The Association panel makes another important point for readers of BONE MARROW TRANSPLANTATION namely, it is inadvisable to focus on an arbitrary point such as p<0.05 to claim statistical inference. There are two issues here. First, considering p=0.05 as a point for deciding on statistical significance is arbitrary and without a sensible mathematical underpinning. The second is other factors need consideration in deciding whether an outcome is statistically significant including study-design, measurement accuracy, evidence external to the study, accuracy of measurements and validity of assumptions underlying the data analyses. For example, a survival endpoint will usually be more valid than a leukaemia-relapse endpoint. To quote the report: [The] widespread use of statistical significance (generally accepted as p<0.05) as a license for making a claim of scientific finding (or implied truth) leads to a considerable distortion of the scientific process. This should be the take home message from our typescript.
Up to this point we have discussed considerations in the realm of frequentist statisticians. Although a discussion of using Bayesian inductive reasoning with a spectrum of probabilities (such as credibility limits) to express casual inference is beyond the scope of our discussion, this approach is increasingly considered, especially when there is uncertainty in the accuracy of measurements (such as who really has acute GvHD versus a virus infection or a drug-induced rash). A recent review by Kyriacou3 discusses use and limitations of a Bayesian induction approach. Scientific inferences based on using frequentist and Bayesian methods are not mutually exclusive and often complementary and we urge readers to consider both.

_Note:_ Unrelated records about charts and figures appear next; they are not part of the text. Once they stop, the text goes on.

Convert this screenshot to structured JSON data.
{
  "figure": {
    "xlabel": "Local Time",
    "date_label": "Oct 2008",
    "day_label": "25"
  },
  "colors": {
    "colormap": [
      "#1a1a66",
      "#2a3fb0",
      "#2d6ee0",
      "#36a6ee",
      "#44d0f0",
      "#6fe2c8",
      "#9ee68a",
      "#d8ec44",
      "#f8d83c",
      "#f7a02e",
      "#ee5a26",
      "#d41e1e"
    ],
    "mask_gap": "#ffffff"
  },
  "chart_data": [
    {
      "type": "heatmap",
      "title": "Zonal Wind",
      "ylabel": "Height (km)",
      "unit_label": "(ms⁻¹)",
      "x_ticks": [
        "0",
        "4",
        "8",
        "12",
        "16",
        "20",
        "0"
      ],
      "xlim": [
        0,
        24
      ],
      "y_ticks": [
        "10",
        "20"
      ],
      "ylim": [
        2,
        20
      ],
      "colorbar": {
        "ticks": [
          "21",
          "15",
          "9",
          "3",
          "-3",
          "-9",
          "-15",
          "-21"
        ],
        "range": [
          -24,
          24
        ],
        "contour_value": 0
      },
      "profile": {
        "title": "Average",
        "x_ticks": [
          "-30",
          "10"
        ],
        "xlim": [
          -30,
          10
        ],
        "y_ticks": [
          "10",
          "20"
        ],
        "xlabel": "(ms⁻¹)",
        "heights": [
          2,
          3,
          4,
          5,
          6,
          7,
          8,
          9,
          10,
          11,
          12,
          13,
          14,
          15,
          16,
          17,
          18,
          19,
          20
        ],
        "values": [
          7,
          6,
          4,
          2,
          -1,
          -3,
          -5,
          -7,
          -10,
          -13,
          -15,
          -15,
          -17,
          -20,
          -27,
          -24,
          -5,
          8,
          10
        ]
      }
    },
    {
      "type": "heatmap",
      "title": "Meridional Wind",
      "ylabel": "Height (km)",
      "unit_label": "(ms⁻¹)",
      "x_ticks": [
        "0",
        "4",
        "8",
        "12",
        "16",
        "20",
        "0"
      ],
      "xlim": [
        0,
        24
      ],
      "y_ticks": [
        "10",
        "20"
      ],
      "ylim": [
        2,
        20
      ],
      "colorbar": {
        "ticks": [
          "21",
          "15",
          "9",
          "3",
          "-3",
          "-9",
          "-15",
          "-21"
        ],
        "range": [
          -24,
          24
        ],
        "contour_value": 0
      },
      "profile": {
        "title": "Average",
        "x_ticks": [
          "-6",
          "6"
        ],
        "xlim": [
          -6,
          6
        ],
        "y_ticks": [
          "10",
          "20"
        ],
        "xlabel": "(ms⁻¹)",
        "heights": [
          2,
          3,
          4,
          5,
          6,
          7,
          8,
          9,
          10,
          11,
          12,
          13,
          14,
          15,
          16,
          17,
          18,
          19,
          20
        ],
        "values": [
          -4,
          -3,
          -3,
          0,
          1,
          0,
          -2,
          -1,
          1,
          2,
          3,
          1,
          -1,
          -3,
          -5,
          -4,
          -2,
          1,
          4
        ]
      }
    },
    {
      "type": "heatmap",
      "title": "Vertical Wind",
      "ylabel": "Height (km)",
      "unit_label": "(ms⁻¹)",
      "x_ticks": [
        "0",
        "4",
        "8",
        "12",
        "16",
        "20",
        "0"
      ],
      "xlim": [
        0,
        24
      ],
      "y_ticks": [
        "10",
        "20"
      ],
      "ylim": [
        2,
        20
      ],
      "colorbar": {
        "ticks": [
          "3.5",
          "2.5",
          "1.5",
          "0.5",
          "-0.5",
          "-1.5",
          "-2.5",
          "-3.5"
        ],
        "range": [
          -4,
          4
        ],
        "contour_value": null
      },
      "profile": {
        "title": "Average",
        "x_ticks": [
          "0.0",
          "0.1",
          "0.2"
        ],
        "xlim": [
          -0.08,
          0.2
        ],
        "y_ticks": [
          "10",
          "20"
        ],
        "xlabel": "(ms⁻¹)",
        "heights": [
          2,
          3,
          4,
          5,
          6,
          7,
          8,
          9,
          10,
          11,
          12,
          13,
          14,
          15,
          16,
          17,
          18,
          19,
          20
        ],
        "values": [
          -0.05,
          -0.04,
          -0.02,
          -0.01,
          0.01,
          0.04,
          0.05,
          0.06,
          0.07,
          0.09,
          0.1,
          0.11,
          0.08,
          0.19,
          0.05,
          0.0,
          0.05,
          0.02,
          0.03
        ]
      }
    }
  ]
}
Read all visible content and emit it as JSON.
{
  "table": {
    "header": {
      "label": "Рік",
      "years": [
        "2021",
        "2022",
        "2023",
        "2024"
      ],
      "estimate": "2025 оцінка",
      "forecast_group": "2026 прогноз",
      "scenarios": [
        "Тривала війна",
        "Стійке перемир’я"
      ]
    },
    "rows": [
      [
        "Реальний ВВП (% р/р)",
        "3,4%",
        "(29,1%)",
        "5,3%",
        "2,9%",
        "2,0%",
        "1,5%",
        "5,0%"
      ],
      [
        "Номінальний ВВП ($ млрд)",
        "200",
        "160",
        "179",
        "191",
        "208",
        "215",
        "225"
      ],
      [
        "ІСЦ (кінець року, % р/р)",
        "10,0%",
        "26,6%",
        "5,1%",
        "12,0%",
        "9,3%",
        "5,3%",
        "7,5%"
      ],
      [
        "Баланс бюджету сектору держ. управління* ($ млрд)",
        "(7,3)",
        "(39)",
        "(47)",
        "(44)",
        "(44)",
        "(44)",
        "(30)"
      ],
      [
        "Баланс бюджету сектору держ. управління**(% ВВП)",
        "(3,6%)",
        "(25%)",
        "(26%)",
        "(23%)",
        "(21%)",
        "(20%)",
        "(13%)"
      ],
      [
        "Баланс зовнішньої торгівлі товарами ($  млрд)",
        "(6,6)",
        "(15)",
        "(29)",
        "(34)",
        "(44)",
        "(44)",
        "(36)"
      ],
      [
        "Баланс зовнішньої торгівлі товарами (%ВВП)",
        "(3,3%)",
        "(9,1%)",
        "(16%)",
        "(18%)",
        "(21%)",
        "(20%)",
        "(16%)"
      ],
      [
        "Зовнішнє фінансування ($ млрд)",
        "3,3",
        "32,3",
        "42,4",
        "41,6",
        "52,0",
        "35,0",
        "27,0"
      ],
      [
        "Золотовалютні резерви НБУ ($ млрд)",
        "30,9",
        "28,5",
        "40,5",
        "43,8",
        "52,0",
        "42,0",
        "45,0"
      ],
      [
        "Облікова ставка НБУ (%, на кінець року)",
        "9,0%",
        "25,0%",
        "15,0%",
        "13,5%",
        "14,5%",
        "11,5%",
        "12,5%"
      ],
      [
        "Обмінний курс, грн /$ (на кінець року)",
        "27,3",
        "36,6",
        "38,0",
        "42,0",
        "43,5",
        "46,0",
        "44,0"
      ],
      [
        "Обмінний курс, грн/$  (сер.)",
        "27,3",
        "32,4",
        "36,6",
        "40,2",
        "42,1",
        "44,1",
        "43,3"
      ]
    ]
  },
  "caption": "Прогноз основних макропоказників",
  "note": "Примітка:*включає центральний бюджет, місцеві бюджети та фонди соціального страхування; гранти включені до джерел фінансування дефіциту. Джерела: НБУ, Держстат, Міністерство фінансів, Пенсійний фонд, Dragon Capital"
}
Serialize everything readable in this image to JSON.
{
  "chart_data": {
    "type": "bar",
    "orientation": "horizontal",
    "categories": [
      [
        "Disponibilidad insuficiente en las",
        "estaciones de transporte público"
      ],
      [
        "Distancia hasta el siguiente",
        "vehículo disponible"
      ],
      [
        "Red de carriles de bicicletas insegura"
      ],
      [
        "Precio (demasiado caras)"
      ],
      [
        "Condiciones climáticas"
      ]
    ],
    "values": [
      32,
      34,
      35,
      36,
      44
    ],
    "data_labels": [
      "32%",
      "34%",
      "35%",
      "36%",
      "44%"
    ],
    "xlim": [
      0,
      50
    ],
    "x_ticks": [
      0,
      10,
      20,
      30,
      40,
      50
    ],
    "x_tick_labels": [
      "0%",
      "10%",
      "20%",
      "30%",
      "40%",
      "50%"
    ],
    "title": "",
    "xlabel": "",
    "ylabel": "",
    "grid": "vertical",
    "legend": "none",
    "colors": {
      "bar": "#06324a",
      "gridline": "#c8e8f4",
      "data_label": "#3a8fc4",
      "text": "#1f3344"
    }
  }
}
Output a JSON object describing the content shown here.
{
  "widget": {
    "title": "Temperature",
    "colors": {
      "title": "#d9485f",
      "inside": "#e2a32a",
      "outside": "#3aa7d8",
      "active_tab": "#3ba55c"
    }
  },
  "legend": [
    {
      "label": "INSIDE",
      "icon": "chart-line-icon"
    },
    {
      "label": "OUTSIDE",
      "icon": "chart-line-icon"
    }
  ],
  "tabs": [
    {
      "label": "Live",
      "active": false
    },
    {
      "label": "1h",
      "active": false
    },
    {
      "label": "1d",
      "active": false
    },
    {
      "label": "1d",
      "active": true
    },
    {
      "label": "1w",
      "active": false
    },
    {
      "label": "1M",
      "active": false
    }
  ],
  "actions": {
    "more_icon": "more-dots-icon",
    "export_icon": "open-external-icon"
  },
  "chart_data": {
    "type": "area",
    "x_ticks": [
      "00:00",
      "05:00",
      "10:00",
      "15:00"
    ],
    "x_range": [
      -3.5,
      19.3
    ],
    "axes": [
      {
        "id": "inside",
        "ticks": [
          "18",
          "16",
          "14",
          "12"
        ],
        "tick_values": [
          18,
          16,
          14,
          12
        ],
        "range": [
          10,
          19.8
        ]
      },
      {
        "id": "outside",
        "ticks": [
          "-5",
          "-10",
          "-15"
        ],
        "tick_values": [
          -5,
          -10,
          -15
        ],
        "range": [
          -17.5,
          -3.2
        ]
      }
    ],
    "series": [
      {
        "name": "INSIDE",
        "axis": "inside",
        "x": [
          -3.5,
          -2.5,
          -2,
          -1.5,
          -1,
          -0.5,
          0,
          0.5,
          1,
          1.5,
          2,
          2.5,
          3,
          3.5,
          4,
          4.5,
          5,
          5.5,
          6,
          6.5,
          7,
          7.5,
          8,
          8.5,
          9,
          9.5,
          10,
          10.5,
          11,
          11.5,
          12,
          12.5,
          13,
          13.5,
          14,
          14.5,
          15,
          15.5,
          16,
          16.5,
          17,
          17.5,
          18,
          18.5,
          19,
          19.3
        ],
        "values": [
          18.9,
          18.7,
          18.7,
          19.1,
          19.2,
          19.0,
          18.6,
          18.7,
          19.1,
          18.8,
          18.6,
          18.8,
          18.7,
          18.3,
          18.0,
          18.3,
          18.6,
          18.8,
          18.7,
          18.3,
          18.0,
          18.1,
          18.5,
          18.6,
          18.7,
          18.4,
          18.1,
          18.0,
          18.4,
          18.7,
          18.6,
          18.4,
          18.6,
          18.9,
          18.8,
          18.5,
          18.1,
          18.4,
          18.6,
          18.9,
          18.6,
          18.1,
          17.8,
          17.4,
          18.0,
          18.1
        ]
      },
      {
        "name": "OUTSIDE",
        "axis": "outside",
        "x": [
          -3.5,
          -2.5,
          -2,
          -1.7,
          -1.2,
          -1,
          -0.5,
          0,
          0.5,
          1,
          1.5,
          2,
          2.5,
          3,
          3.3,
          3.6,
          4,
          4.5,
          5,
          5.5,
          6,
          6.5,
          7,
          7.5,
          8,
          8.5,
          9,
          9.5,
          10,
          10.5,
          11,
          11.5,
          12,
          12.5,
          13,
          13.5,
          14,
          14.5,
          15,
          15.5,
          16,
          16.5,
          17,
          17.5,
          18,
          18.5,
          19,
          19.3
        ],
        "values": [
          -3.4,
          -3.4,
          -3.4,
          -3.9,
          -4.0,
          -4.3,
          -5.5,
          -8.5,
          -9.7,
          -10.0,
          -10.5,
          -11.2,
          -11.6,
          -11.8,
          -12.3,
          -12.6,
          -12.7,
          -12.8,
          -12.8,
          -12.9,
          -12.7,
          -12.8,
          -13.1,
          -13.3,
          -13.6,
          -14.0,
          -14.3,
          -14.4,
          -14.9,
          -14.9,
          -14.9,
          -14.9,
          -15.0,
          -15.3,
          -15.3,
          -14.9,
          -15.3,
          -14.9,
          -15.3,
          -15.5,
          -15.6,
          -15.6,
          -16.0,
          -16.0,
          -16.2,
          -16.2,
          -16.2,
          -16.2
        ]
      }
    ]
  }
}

Another issue is that researchers often conduct multiple analyses of their data but may present only analyses with a statistically significant p-value. This does not allow the reader to fairly evaluate validity of the researchers claims and conclusions and consider potential biases. This p-hacking is unfair, inappropriate and should be avoided. c The bottom line is the p-value in isolation cannot be relied on to determine whether the null hypothesis is correct or not. There are several other important considerations regarding the P-value not covered in the Associations report and we refer interested readers to other reviews. 3,4
The Editors tell us they plan no immediate change in the statistical review process for BONE MARROW TRANSPLANTATION. However, it is important researchers submitting typescripts follow best statistical practices and acknowledge in their analyses and discussions limitations of the p-value in establishing causal inference. There will be a session on p-values and their correct interpretation sponsored by the Center for International Blood and Marrow Transplant Research (CIBMTR) at the next tandem meetings for transplant scientists and physicians seeking more details.
Acknowledgments
RPG acknowledges support from the National Institute of Health Research (NIHR) Biomedical Research Centre funding scheme. Parts of this typescript were published in Leukemia _______. Prof. Hillard Lazarus kindly reviewed the typescript.
Footnotes
In statistics there is a distinction between likelihood and probability. The number that is the probability of some observed outcomes given a set of parameter values is regarded as the likelihood of the set of parameter values given the observed outcomes.
Frequentist inference is a type of statistical inference based on conclusions from sample data by emphasizing the frequency (or proportion) of the data.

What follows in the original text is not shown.